Proteinopathies

This session was dedicated to finding out more information on how proteins (which perform specific functions, such as transporting cargo from one place in a motor neurone to the other within the body) can cause MND.

The major highlight of this session was learning that the clumping (aggregation) of faulty proteins in the motor neurones of people with MND is also found in many other neurodegenerative diseases such as Alzheimer’s disease and Fronto-Temporal Dementia (FTD). This suggests that there is a common mechanism in the aggregation of faulty proteins in these diseases.

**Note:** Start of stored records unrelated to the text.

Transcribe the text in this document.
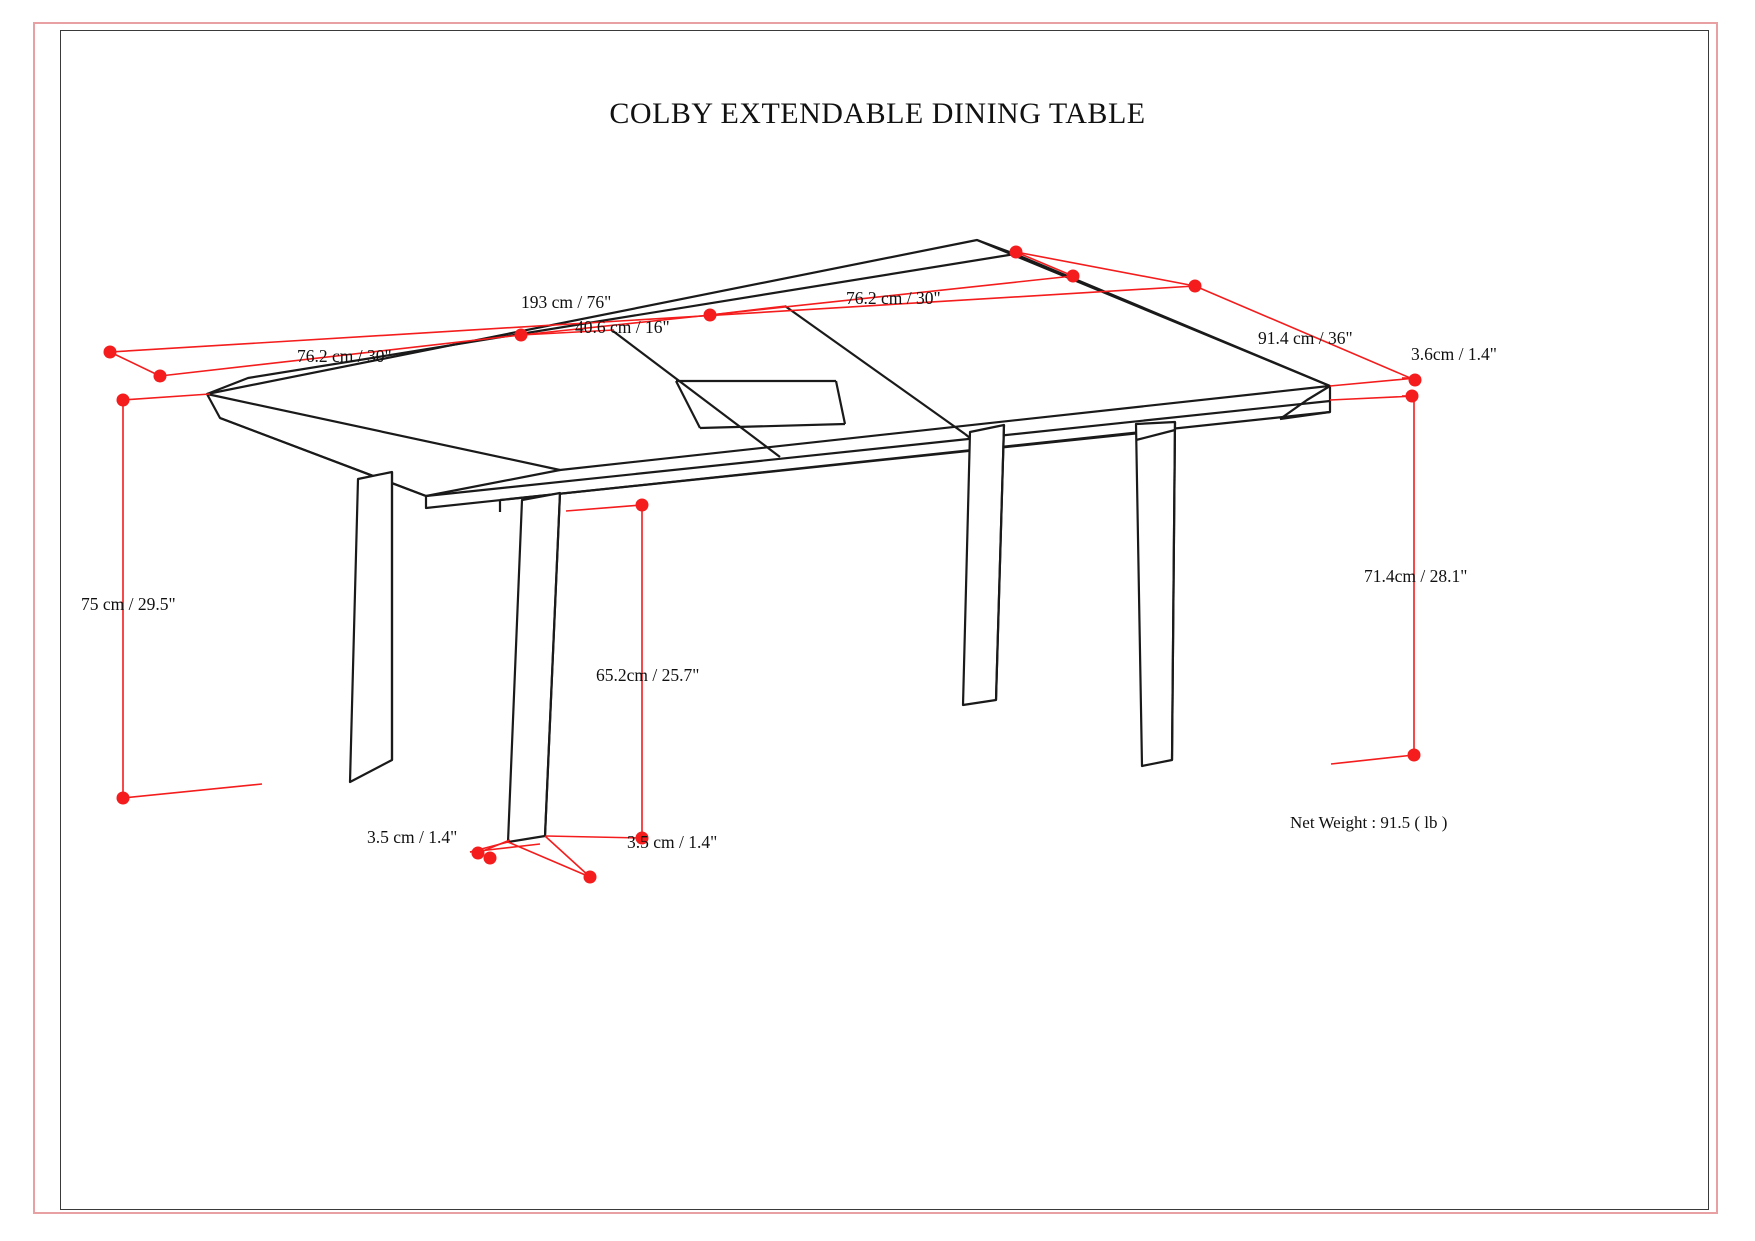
COLBY EXTENDABLE DINING TABLE
193 cm / 76"
76.2 cm / 30"
40.6 cm / 16"
76.2 cm / 30"
91.4 cm / 36"
3.6cm / 1.4"
75 cm / 29.5"
71.4cm / 28.1"
65.2cm / 25.7"
3.5 cm / 1.4"	3.5 cm / 1.4"
Net Weight : 91.5 ( lb )
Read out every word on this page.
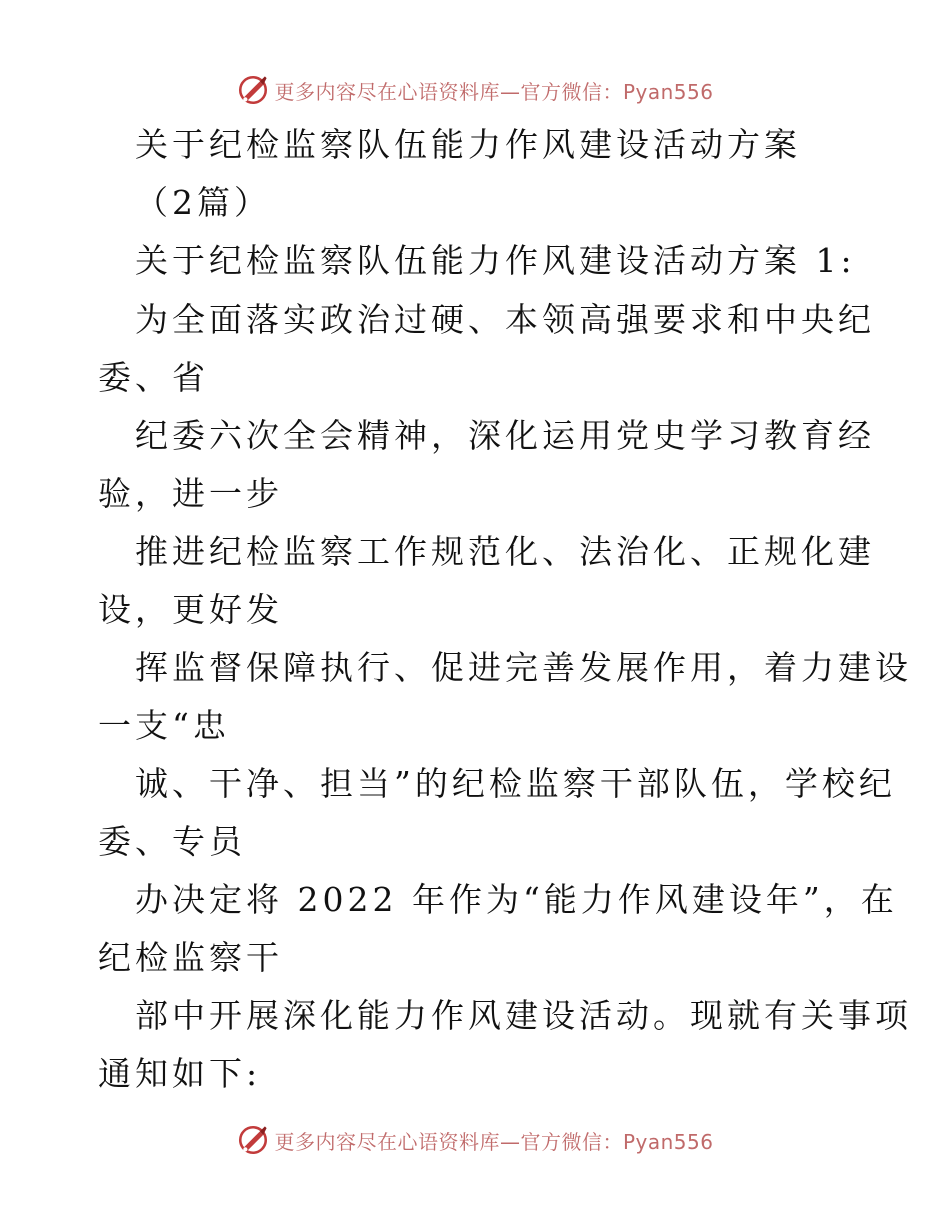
更多内容尽在心语资料库—官方微信：Pyan556
关于纪检监察队伍能力作风建设活动方案
（2篇）
关于纪检监察队伍能力作风建设活动方案 1:
为全面落实政治过硬、本领高强要求和中央纪
委、省
纪委六次全会精神，深化运用党史学习教育经
验，进一步
推进纪检监察工作规范化、法治化、正规化建
设，更好发
挥监督保障执行、促进完善发展作用，着力建设
一支“忠
诚、干净、担当”的纪检监察干部队伍，学校纪
委、专员
办决定将 2022 年作为“能力作风建设年”，在
纪检监察干
部中开展深化能力作风建设活动。现就有关事项
通知如下:
更多内容尽在心语资料库—官方微信：Pyan556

Two previously identified protein aggregates that may cause MND are called FUS and TDP-43. Interestingly, the build up of these specific faulty proteins is also found in FTD – this suggests that these two diseases are part of the same spectrum. This is also reiterated in that it is thought that 10-15% of people with MND will also be diagnosed with FTD (either before or after the diagnosis of MND). There is also evidence to suggest that up to 50% of people with MND will also have some degree of cognitive change through the progression of MND.

However, it is still important to determine why these proteins are becoming faulty and aggregating in motor neurones and what the exact disease causing mechanism is. The current feeling, said Prof Neumann, is that MND could either be caused (or contributed to) by either the loss of function of these proteins from the control centre of the cell (the nucleus) or by a toxic effect from the proteins not being able to transport themselves back to the control centre. Whether the true answer is one of these, something completely different, or indeed both is still to be determined.

If we can learn more about how proteins such as FUS and TDP-43 play a role in the development of MND, we will be able to identify suitable therapeutic targets so that future therapies can be developed with the hope of a new treatment for MND.